I hate karaoke but South America loves it. A slight conflict of interests, a potential deal breaker in our relationship. So when other travellers that I met in Sucre suggested that karaoke bars were the after bar choice, I can’t say that I was delighted. Hanging out with them, sure, but the singing? Really?
Ever since I was a thirteen year old girl thrown on stage with new holiday friends to sing a song I didn’t know, I have been scarred. Girls Just Wanna Have Fun came out as
Girls just Need To Have Singing Lessons,
or in my case,
Girls Just Need to Have Access to Modern Music and Listen To the Radio And The Top 40 (and Not Get Brought Up On Simon and Garfunkle, The Beatles and Beethoven) So That They Can Fit in With Other Normal Teenagers.
It’s only now that I’m grateful for the musical education of my childhood (which went beyond the aforementioned) but at the time it was crippling. I had a lot of catching up to do. Whilst I’d never be cool, I could at least work towards fitting in.
So now here I was in Sucre, a beautiful South American city sitting at an altitude of 2,750m and composed of colonial and neoclassical buildings, Bolivia’s judicial capital and a Unesco Cultural Heritage site. Somewhere, then, that I should be broadening my understanding of the country’s history and traditions.
But oh no! Instead I found myself with a great bunch of other travellers playing dice games in bars with locals and indulging in a few too many mojitos and tequila shots as evenings pushed on into early mornings. Capirinhas and coke flowed freely, propping people up for nights in the bars and the clubs… and the karaoke bars.
Each time I ended up in Vitrolas Karaoke & Discoteque, I searched the song list for a good while. Maybe, just maybe there would be something that would jump out at me, where I’d think hell yeah, I know it so well, it’s the right pitch for my voice, I can get up and sing and not make a total tit of myself, but it never happened. Maybe I should have joined the coke crew. All I really needed was some courage. Some people had it in natural abundance. Not me, in relation to karaoke in any case.
And then after the karaoke bars I would dash back through a quiet, daybreak Sucre, back to my hostel and into a room of sleeping strangers that I knew I’d never meet because they’d pack up and leave before I awoke.

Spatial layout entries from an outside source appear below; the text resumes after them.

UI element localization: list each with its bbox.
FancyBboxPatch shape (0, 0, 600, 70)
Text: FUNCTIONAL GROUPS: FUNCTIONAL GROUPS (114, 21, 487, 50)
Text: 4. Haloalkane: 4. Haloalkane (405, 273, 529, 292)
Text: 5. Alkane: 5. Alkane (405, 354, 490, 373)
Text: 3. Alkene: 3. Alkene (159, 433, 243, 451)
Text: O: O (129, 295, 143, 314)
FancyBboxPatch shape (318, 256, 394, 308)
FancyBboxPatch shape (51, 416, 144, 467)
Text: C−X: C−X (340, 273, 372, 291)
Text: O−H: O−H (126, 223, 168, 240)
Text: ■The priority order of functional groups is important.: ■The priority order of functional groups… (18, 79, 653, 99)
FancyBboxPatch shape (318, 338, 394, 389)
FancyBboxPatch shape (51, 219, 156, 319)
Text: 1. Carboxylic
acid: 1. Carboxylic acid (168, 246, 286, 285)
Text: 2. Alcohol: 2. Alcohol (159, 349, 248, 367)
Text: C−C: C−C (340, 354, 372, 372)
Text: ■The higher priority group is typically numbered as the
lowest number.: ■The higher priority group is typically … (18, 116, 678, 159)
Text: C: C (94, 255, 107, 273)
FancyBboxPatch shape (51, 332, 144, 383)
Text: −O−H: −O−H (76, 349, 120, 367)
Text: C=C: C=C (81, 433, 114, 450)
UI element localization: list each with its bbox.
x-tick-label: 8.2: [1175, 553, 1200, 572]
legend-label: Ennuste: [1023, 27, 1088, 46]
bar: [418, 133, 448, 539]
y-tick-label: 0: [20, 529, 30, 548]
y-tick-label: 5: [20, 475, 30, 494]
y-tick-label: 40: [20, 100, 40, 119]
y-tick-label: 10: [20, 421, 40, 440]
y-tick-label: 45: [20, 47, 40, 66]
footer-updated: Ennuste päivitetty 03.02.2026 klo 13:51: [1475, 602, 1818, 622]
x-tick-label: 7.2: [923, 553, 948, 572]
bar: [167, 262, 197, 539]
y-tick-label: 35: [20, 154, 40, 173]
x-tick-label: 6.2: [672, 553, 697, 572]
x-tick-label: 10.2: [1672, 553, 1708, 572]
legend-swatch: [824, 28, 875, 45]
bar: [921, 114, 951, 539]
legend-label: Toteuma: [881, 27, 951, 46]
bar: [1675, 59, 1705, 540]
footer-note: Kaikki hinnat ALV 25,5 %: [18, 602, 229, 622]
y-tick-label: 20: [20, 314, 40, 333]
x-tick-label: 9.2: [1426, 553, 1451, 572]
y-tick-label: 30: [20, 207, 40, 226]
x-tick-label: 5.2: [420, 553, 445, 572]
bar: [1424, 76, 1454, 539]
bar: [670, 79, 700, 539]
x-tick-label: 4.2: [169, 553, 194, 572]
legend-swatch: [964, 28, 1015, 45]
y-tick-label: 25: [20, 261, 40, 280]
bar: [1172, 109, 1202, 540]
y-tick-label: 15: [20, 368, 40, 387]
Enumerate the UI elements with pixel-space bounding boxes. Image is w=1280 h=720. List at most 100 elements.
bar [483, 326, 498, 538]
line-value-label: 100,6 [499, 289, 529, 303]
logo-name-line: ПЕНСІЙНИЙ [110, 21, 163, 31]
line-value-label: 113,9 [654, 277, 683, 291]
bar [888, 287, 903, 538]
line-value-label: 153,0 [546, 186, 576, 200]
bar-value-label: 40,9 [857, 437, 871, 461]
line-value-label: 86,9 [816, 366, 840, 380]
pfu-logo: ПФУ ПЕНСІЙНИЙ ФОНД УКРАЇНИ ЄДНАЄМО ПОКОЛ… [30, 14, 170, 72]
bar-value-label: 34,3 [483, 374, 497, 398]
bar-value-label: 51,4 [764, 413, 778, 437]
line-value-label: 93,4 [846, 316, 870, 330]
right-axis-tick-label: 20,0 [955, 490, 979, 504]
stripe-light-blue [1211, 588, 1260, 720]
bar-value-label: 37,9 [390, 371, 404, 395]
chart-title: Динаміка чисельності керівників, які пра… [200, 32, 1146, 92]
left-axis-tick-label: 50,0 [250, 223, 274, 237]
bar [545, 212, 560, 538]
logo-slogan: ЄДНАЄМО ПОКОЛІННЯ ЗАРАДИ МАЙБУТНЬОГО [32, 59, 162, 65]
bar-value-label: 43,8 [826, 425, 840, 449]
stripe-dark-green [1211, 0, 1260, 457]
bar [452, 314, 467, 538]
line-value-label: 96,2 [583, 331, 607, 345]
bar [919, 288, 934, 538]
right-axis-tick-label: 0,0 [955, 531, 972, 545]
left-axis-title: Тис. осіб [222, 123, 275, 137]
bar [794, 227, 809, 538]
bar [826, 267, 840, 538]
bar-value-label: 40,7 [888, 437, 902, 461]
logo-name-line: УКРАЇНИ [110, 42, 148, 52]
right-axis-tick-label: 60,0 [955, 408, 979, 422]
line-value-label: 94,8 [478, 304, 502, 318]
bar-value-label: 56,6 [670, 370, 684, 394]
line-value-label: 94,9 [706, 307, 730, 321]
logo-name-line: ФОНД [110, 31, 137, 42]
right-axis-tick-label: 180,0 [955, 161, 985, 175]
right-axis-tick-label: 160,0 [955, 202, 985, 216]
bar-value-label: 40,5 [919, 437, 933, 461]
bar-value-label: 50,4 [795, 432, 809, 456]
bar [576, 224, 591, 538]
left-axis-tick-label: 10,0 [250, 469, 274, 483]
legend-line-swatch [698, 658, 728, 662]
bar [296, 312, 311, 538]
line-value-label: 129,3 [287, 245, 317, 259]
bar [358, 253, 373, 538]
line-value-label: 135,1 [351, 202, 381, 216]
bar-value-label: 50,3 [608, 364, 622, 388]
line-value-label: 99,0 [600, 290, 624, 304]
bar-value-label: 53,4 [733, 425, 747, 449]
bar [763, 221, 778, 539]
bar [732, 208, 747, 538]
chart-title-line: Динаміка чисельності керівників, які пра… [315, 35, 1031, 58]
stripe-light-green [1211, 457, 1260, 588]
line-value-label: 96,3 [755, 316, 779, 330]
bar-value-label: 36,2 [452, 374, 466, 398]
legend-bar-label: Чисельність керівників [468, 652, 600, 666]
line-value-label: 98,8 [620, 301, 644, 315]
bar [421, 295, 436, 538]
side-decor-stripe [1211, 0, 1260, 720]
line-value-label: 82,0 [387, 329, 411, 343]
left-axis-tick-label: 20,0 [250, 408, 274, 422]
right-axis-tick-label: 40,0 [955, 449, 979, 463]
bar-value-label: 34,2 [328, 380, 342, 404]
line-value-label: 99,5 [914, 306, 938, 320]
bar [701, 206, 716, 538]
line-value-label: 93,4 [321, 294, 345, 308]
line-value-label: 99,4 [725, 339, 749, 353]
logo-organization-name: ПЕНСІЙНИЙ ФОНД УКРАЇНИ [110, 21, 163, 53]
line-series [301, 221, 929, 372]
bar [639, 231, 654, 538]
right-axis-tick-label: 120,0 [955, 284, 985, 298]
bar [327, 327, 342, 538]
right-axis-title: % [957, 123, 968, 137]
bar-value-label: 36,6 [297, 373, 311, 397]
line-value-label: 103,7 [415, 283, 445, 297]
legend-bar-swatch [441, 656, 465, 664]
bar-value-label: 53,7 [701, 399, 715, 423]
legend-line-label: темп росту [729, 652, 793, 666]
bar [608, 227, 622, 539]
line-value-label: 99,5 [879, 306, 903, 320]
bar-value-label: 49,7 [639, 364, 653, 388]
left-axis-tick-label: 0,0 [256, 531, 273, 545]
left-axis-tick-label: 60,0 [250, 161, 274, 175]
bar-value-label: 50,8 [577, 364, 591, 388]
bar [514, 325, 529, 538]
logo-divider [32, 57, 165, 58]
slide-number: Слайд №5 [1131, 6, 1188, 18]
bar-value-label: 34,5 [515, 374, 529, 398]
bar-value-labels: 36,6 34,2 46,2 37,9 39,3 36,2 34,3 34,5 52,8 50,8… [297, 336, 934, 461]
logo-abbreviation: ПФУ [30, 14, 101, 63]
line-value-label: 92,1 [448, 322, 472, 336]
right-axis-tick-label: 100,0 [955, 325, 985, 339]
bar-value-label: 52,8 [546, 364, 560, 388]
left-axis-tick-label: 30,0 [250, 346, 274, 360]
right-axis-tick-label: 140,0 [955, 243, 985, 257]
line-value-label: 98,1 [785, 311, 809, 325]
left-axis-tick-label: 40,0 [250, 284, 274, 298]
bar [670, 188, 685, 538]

Too soon it would be midday; I’d get up and over brunch greet fellow partiers only just returning from continued hedonism. ‘Are you heading out tonight?’ they’d ask before disappearing off for some sleep. ‘Nah, need a break’, I’d say, but then night would arrive and peer pressure kicked in. Not that I tried very hard to fight it.
My will to go wild and have fun was strong, but my body wasn’t having it. It didn’t take long.
I crashed and burned.
So Sucre, time to see what else you have to offer. I sure love singing, whether it be in the shower, dancing about in my house or with friends around a campfire, but karaoke, save me the heartache.
The typical gringo bars in Sucre include Joy Ride, Florins and the Amsterdam Bar (all with good WiFi), which also all serve (pricy) food – like pastel de quinoa – and regularly host cinema screenings. I spent a good few evenings in Biblio Café Classico to catch up with a friend who, following a midnight session dancing on the bar, had landed himself a job there.
Clubwise, I only got to Mooy, which cost $15b. entry for females and 20b for males. Saturday night drinks there started at 18Bs. for a caipirinha and 14Bs. for a bottle of beer. In Mooy the crowd was predominantly Bolivian and the music a Western-South American mix. And the oft visited karaoke bar Vitrolas Karaoke & Discoteque is an underground, under populated place fronted by a wild man with long, rock star hair and a well-rehearsed singing voice. Maybe he used to be a rock star after all?! The crowd in there was a real mix of locals and gringos. Friday nights were busiest.